Have you been reading your Bancroft book? I encourage you to keep reading and RE-READ it when you're done! It is pretty much impossible to get everything out of it in the first pass. I find that as I go back and re-read some of these texts at different points in my healing process that different passages stick out to me, and I pick up on different points that I had not really noticed so much before.


05/09/2012 05:48 PM
mem7697

Hey Scheff,thanks a million.From what i have read i do see some similarities,yes.Certainly in how i felt in the relationship at times and also regarding his behaviour.What confuses me sometimes is that he was great alot,maybe even most,of the time but when that dark side came out it was very painful for me.Does that make sense,that they can be great alot of the time but when it suits them or maybe something you have done does not suit them then the dark side comes out?

I have been reading the book and it is helpful but one thing that trips me up at times is that my ex didnt fit alot of the descriptions in the book so far but then i guess that could be the case with any number of people's abusers here.But definitely there were things that mirror his behaviour at times and stuff that i may or may not ever know definitively (such as his inability to receive communication at times when i tried raising a grievance,regardless of what time of night it was.Was he unable to receive my communication or did he simply not want to,just to shut me down?I may never know but if he was clever enough to be as manipulative as he could be then what's to say that he wasn't clever enough to deliberately not receive my attempts at communication at times.But i will never know.

I do know that he had a tendency to be emotionally abusive.I wouldn't feel that way otherwise,I wouldn't have ended the relationship otherwise,i wouldn't have made it here otherwise,i wouldn't have started abuse counselling otherwise and i wouldn't be reading my second book on emotional abuse otherwise as well as coming out of the relationship with the same feelings as other people who come out of these type of relationships.

Post edited by: diemcarpe, at: 05/09/2012 05:49 PM

Post edited by: diemcarpe, at: 05/09/2012 05:49 PM


05/09/2012 06:05 PM
Schefflera
Schefflera  
Posts: 4960
Group Leader

Keep in mind that these books cover MANY types of abusers, and there is no one-size-fits all. Bancroft mentions in Why Does He Do That that you will likely see bits and pieces of your abuser in multiple "abuser types". Some of them won't apply at all for sure! Don't forget that abusers use whatever tactic works best to exploit you, so obviously that means he wouldn't try every tactic at once, right?

Abusers often "play dumb" or convienently "forget" things when it suits them... don't buy into it! All humans are capable of listening with respect. Many humans just choose not to.
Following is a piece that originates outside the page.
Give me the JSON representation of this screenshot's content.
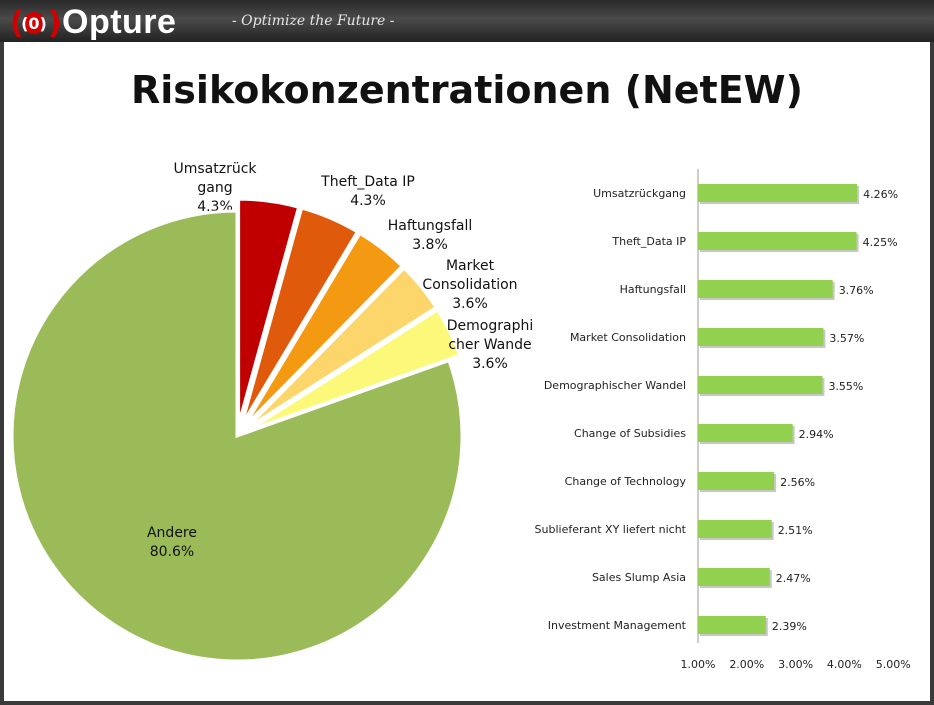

You are right though: You feel what you feel for a reason. Your mind doesn't just invent these things out of nothing.... they are a reaction to your situation! I'm glad you are starting to see that your feelings are a reaction to an abusive environment.


05/10/2012 08:59 AM
Meg1129
Meg1129Posts: 14599
Group Leader

Scheff is right. Most abusers are two, three and even four types. They use whatever works. If yelling and threats work one day, that's what they'll use. If the silent treatment works another day, that's what they'll use. If sweetness and promises work another day, they'll use them too. Abusers have no moral code that says something like, "Whoa, I'm not going to yell and call her a 'whore' because that's just wrong IMO." They manage to justify ANY and ALL of their behaviour.